At the business faculty, she began working closely with Dr. Natalie Slawinski, who has been gathering data regarding the Shorefast Foundation on Fogo Island and recently won a major grant from the Social Sciences and Humanities Research Council (SSHRC) to further develop her research involving the organization and look at addressing the challenges of rural sustainability through social enterprise.
Ms. Smith is now the project’s research assistant.
“I’m a proud Newfoundlander and the future of this province is important to me. As a qualitative researcher, it’s my job to invest the time, energy and presence into understanding all the key factors at play in this beautiful rural place. Many days that looks like sitting in someone’s kitchen, office or workshop exploring their views and experiences,” she said.
“I really enjoy being at the crossroads of different fields: business and social, for-profit and not-for-profit, researcher and practitioner. I love that I’m currently in a research role that involves both observation and engagement with the community and local organizations. It’s a bold project that challenges some of the traditional roles of a researcher. I find that exciting.”
Dr. Clarke has an arts degree from Memorial and she completed joint law and master of business administration degrees from the University of New Brunswick in 2004.
“Usually students enter PhD programs with a research-based master’s degree,” said Dr. Clarke. “I did not have that. I had professional degrees and a background practising law. Yet I was able, during my four years in the PhD program, to do interesting research, publish in quality academic journals and present at highly regarded conferences. I also did a significant amount of teaching in the faculty. Because of this I was competitive on the job market.”
Dr. Clarke had multiple job offers before completing the program and now works as an assistant professor of human resource management at the Austin E. Cofrin School of Business at the University of Wisconsin-Green Bay.
Both fall graduates say the opportunity to work directly with renowned researchers and to learn from faculty members was a key factor in their success and enjoyment of the program.

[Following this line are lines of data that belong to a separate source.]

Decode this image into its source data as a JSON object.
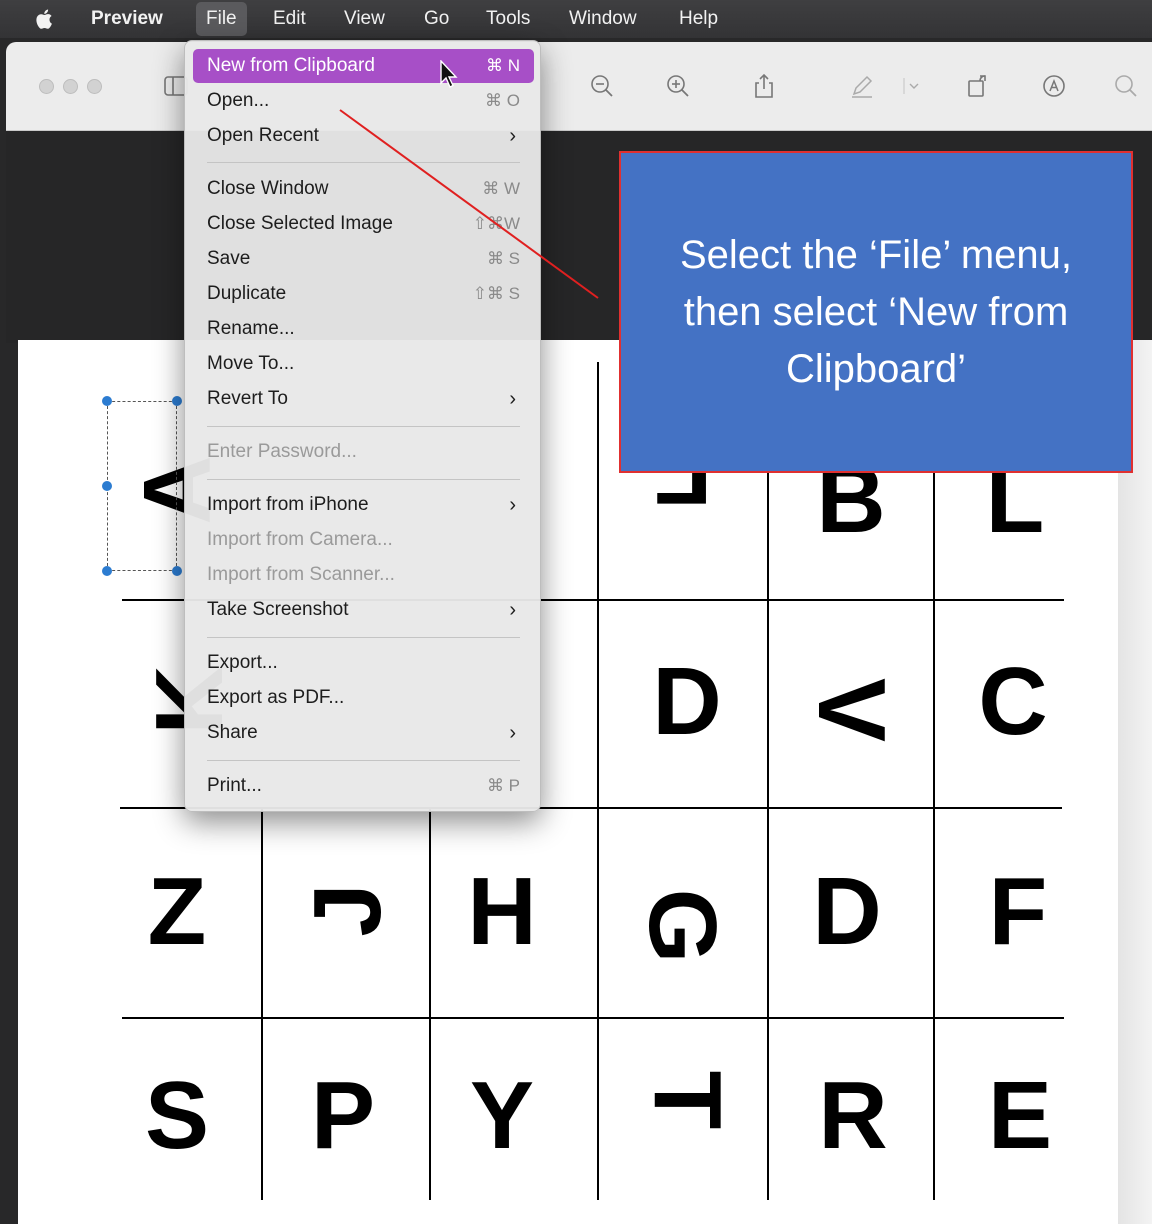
{
  "menubar": {
    "apple": "apple-logo",
    "app_name": "Preview",
    "items": [
      "File",
      "Edit",
      "View",
      "Go",
      "Tools",
      "Window",
      "Help"
    ]
  },
  "file_menu": {
    "items": [
      {
        "label": "New from Clipboard",
        "shortcut": "⌘ N",
        "highlighted": true
      },
      {
        "label": "Open...",
        "shortcut": "⌘ O"
      },
      {
        "label": "Open Recent",
        "submenu": true
      },
      {
        "label": "Close Window",
        "shortcut": "⌘ W"
      },
      {
        "label": "Close Selected Image",
        "shortcut": "⇧⌘W"
      },
      {
        "label": "Save",
        "shortcut": "⌘ S"
      },
      {
        "label": "Duplicate",
        "shortcut": "⇧⌘ S"
      },
      {
        "label": "Rename..."
      },
      {
        "label": "Move To..."
      },
      {
        "label": "Revert To",
        "submenu": true
      },
      {
        "label": "Enter Password...",
        "disabled": true
      },
      {
        "label": "Import from iPhone",
        "submenu": true
      },
      {
        "label": "Import from Camera...",
        "disabled": true
      },
      {
        "label": "Import from Scanner...",
        "disabled": true
      },
      {
        "label": "Take Screenshot",
        "submenu": true
      },
      {
        "label": "Export..."
      },
      {
        "label": "Export as PDF..."
      },
      {
        "label": "Share",
        "submenu": true
      },
      {
        "label": "Print...",
        "shortcut": "⌘ P"
      }
    ],
    "submenu_glyph": "›"
  },
  "callout": {
    "text": "Select the ‘File’ menu, then select ‘New from Clipboard’"
  },
  "document": {
    "letters": {
      "r1": [
        "A",
        "",
        "",
        "F",
        "B",
        "L"
      ],
      "r2": [
        "K",
        "",
        "",
        "D",
        "V",
        "C"
      ],
      "r3": [
        "Z",
        "J",
        "H",
        "G",
        "D",
        "F"
      ],
      "r4": [
        "S",
        "P",
        "Y",
        "T",
        "R",
        "E"
      ]
    }
  },
  "colors": {
    "menu_highlight": "#a74fc7",
    "callout_fill": "#4472c4",
    "callout_border": "#e03030",
    "selection_handle": "#2c7cd1"
  }
}
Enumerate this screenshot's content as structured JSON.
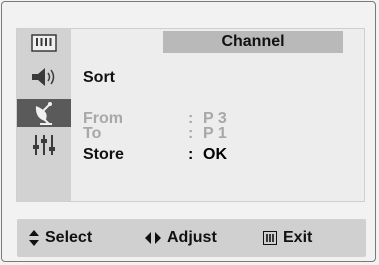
{
  "menu": {
    "title": "Channel",
    "rows": {
      "sort": {
        "label": "Sort"
      },
      "from": {
        "label": "From",
        "sep": ":",
        "value": "P 3",
        "state": "disabled"
      },
      "to": {
        "label": "To",
        "sep": ":",
        "value": "P 1",
        "state": "disabled"
      },
      "store": {
        "label": "Store",
        "sep": ":",
        "value": "OK"
      }
    }
  },
  "sidebar": {
    "items": [
      {
        "icon": "picture-icon",
        "active": false
      },
      {
        "icon": "sound-icon",
        "active": false
      },
      {
        "icon": "antenna-icon",
        "active": true
      },
      {
        "icon": "setup-icon",
        "active": false
      }
    ]
  },
  "footer": {
    "select": {
      "icon": "up-down-arrows-icon",
      "label": "Select"
    },
    "adjust": {
      "icon": "left-right-arrows-icon",
      "label": "Adjust"
    },
    "exit": {
      "icon": "menu-icon",
      "label": "Exit"
    }
  },
  "colors": {
    "active_bg": "#5a5a5a",
    "title_bg": "#b9b9b9",
    "dim_text": "#a8a8a8"
  }
}
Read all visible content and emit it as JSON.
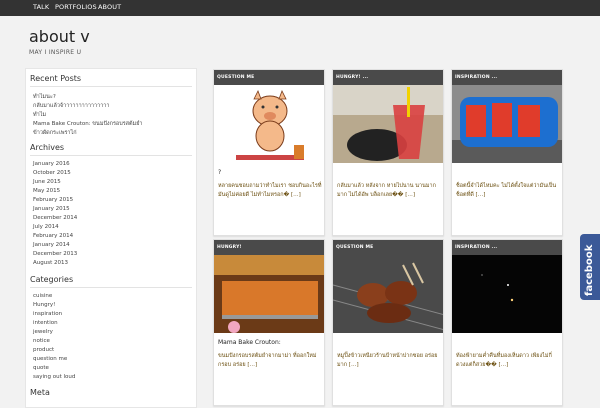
{
  "nav": {
    "items": [
      {
        "label": "TALK"
      },
      {
        "label": "PORTFOLIOS"
      },
      {
        "label": "ABOUT"
      }
    ]
  },
  "site": {
    "title": "about v",
    "tagline": "MAY I INSPIRE U"
  },
  "sidebar": {
    "recent_posts": {
      "title": "Recent Posts",
      "items": [
        {
          "label": "ทำไมนะ?"
        },
        {
          "label": "กลับมาแล้วจ้าาาาาาาาาาาาาาา"
        },
        {
          "label": "ทำไม"
        },
        {
          "label": "Mama Bake Crouton: ขนมปังกรอบรสต้มยำ"
        },
        {
          "label": "ข้าวผัดกระเพราไก่"
        }
      ]
    },
    "archives": {
      "title": "Archives",
      "items": [
        {
          "label": "January 2016"
        },
        {
          "label": "October 2015"
        },
        {
          "label": "June 2015"
        },
        {
          "label": "May 2015"
        },
        {
          "label": "February 2015"
        },
        {
          "label": "January 2015"
        },
        {
          "label": "December 2014"
        },
        {
          "label": "July 2014"
        },
        {
          "label": "February 2014"
        },
        {
          "label": "January 2014"
        },
        {
          "label": "December 2013"
        },
        {
          "label": "August 2013"
        }
      ]
    },
    "categories": {
      "title": "Categories",
      "items": [
        {
          "label": "cuisine"
        },
        {
          "label": "Hungry!"
        },
        {
          "label": "inspiration"
        },
        {
          "label": "intention"
        },
        {
          "label": "jewelry"
        },
        {
          "label": "notice"
        },
        {
          "label": "product"
        },
        {
          "label": "question me"
        },
        {
          "label": "quote"
        },
        {
          "label": "saying out loud"
        }
      ]
    },
    "meta": {
      "title": "Meta"
    }
  },
  "posts": [
    {
      "category": "QUESTION ME",
      "title": "?",
      "excerpt": "หลายคนชอบถามว่าทำไมเรา ชอบกินอะไรที่มันดูไม่ค่อยดี ไม่ทำไมหรอก� […]"
    },
    {
      "category": "HUNGRY!   ...",
      "title": "",
      "excerpt": "กลับมาแล้ว หลังจาก หายไปนาน นานมาก มาก ไม่ได้อัพ บล็อกเลย�� […]"
    },
    {
      "category": "INSPIRATION   ...",
      "title": "",
      "excerpt": "ช็อตนี้จำได้ไหมคะ ไม่ได้ตั้งใจแต่ว่ามันเป็น ช็อตที่ดี […]"
    },
    {
      "category": "HUNGRY!",
      "title": "Mama Bake Crouton:",
      "excerpt": "ขนมปังกรอบรสต้มยำจากมาม่า ที่ออกใหม่ กรอบ อร่อย […]"
    },
    {
      "category": "QUESTION ME",
      "title": "",
      "excerpt": "หมูปิ้งข้าวเหนียวร้านป้าหน้าปากซอย อร่อยมาก […]"
    },
    {
      "category": "INSPIRATION   ...",
      "title": "",
      "excerpt": "ท้องฟ้ายามค่ำคืนที่มองเห็นดาว เพียงไม่กี่ดวงแต่ก็สวย�� […]"
    }
  ],
  "facebook": {
    "label": "facebook"
  },
  "colors": {
    "topbar": "#333333",
    "card_header": "#4a4a4a",
    "excerpt": "#6b4f10",
    "facebook": "#3b5998"
  }
}
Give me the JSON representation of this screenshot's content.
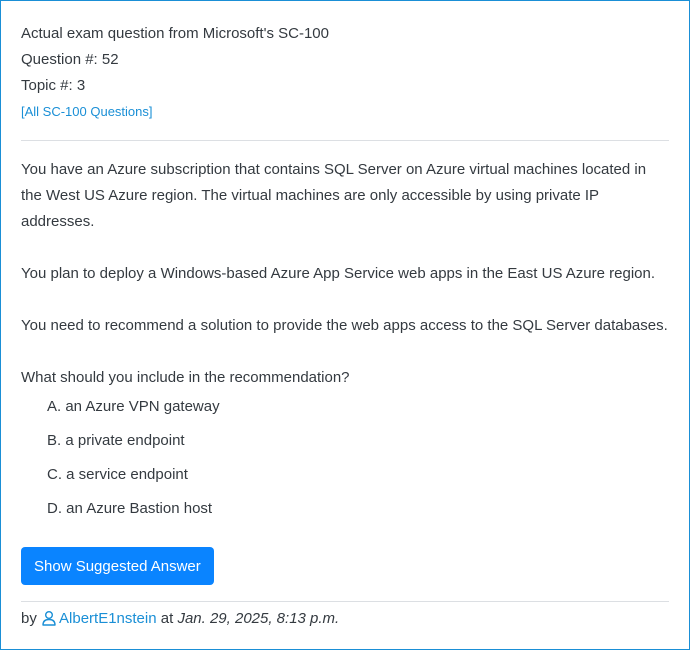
{
  "header": {
    "title": "Actual exam question from Microsoft's SC-100",
    "question_number": "Question #: 52",
    "topic": "Topic #: 3",
    "all_questions_link": "[All SC-100 Questions]"
  },
  "question": {
    "paragraph_1": "You have an Azure subscription that contains SQL Server on Azure virtual machines located in the West US Azure region. The virtual machines are only accessible by using private IP addresses.",
    "paragraph_2": "You plan to deploy a Windows-based Azure App Service web apps in the East US Azure region.",
    "paragraph_3": "You need to recommend a solution to provide the web apps access to the SQL Server databases.",
    "paragraph_4": "What should you include in the recommendation?"
  },
  "choices": [
    {
      "label": "A. an Azure VPN gateway"
    },
    {
      "label": "B. a private endpoint"
    },
    {
      "label": "C. a service endpoint"
    },
    {
      "label": "D. an Azure Bastion host"
    }
  ],
  "answer_button": "Show Suggested Answer",
  "footer": {
    "by": "by",
    "icon": "user-icon",
    "username": "AlbertE1nstein",
    "at": "at",
    "date": "Jan. 29, 2025, 8:13 p.m."
  },
  "colors": {
    "accent": "#1a8fd6",
    "button": "#0a84ff",
    "text": "#343a40"
  }
}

“I cannot say enough about the quality of the mentorship I received from Dr. Slawinski as well as several other staff and faculty,” said Ms. Smith. “Their investment in my M.Sc. experience and enthusiasm to invite me into their work was quite unexpected and appreciated more than I can express.”
“I liked that I was set free to do my work, but then when I hit a road block, they were there for me to go to and ask my questions,” she said.
She also continues to work with Drs. Arnold and Ford. She and Dr. Arnold are in the midst of a large SSHRC-funded project looking at sexual orientation and gender-typed work — a project that grew out of a paper Dr. Clarke wrote in Dr. Arnold’s class.
“We’ve gone from professor-student to colleagues now so we’re going to continue to work together,” she said.
Ms. Smith and Dr. Clarke will collect their degrees at fall convocation in St. John’s on Oct. 20.